The slum clearance scheme was unveiled in 1996 to get rid of slums in Mumbai by providing decent accommodation to slum-dwellers. However, it came under flak as it was said to be heavily loaded in favour of builders.

Under the SRA scheme, builders needed to pay just 25% of the ready reckoner rate of the area as premium for the land. This led to a scramble among builders to bag SRA projects, as land prices are valued in hundreds of crores.

“Builders are getting the land virtually free and hence use all possible tactics to bag the project,” said Amit Maru, a Right to Information (RTI) activist who recently exposed a scam in the first such scheme undertaken in the city at Andheri.

An SRA project can go ahead only if it has the consent of 70 per cent of the slum-dwellers. According to critics of the scheme, developers resort to various means to reach the magical 70% figure. “Committee members are bribed and tenants coerced to sign. Dissenters are just weeded out,” said Simpreet Singh, convenor, Ghar Banao Ghar Bachao Andolan, an NGO that takes up the rights of slumdwellers.

He cited the example of Golibar Nagar at Santacruz, where a builder was accused of forging signatures of slumdwellers to bag the project.

“The slum schemes are being run by the mafia and the main aim is to help builders make money on public land,” said Singh. In another project, a builder was accused of listing his relatives as slum dwellers to show more slums.

However, the Slum Rehabilitation Authority (SRA) does not agree. “We have various safeguards in the scheme and it is not possible to force 70 per cent people to sign,” said S S Zende, chief executive officer, SRA. “We rely on written consent and photographic evidence. Only then do we give permissions,” he said.

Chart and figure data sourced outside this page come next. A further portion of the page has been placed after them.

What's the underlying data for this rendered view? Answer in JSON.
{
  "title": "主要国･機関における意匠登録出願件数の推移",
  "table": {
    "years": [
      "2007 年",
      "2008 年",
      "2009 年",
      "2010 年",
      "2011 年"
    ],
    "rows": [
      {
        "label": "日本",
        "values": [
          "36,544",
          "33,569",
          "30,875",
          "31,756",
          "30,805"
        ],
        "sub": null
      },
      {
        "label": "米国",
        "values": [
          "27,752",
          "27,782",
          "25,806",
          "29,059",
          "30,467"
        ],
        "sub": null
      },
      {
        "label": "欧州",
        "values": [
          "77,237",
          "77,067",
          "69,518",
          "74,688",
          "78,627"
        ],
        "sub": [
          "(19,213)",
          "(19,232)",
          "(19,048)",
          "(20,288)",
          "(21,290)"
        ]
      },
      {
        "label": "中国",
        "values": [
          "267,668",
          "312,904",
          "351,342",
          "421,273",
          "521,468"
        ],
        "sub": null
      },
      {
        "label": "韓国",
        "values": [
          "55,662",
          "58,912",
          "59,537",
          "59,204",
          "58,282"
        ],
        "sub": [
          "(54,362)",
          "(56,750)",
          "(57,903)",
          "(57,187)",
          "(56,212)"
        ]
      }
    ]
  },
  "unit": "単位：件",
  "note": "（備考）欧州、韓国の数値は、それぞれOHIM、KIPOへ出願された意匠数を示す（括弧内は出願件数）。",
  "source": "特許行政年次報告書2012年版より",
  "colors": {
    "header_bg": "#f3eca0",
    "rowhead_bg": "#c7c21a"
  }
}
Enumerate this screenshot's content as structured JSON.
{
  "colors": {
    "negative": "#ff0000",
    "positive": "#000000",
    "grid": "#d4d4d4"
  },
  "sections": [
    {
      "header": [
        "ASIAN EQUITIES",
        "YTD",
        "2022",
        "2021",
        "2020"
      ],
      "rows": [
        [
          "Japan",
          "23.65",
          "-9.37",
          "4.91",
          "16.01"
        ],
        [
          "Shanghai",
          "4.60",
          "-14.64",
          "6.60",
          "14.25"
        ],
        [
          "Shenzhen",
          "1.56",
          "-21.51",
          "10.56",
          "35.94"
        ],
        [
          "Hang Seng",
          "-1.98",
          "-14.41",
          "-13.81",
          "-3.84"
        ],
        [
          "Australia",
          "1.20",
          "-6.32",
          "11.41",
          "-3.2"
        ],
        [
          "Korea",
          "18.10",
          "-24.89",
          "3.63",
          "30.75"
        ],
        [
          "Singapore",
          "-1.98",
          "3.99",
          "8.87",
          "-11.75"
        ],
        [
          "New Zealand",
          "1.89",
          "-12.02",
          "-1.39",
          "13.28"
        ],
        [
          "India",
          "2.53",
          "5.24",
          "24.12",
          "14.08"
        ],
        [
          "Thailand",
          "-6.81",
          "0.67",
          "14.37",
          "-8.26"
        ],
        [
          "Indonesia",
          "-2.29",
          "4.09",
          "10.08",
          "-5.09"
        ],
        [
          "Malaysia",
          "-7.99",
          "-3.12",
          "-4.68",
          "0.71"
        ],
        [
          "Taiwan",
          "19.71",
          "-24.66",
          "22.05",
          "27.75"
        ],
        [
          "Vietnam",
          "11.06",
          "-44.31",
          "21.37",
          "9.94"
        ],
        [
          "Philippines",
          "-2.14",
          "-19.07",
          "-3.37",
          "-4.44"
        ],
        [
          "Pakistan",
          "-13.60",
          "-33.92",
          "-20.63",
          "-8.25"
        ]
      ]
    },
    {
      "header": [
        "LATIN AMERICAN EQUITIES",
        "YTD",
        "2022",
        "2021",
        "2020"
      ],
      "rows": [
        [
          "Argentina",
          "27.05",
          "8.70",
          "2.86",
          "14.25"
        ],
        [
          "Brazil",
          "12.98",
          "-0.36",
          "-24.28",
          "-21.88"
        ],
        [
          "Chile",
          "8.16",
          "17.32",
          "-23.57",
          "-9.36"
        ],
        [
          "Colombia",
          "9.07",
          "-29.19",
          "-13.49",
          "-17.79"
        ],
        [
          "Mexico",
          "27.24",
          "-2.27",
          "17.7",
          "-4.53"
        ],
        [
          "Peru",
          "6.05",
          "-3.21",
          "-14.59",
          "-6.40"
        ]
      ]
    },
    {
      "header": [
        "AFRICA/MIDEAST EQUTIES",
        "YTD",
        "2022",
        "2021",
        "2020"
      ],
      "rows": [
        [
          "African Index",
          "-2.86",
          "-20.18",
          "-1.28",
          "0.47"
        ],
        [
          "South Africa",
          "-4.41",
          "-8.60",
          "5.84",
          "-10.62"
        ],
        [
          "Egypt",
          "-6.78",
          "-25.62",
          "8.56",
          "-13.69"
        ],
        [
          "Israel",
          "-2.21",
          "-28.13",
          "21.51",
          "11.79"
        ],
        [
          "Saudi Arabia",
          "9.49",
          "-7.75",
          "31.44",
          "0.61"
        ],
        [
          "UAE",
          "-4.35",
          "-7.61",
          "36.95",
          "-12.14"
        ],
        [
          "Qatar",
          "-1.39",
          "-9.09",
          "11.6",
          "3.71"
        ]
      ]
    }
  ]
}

Builders defend the scheme saying it is an ideal way to provide decent houses to slum dwellers and also generate handsome housing stock. “It is a self-financing scheme where the state can achieve its aim of a slum-free city without having to incur any cost,” said Babulal Verma, chairman and managing director, Omkar Realtors Private Limited, which is currently rehabilitating 25,000 slum-dwellers across the city.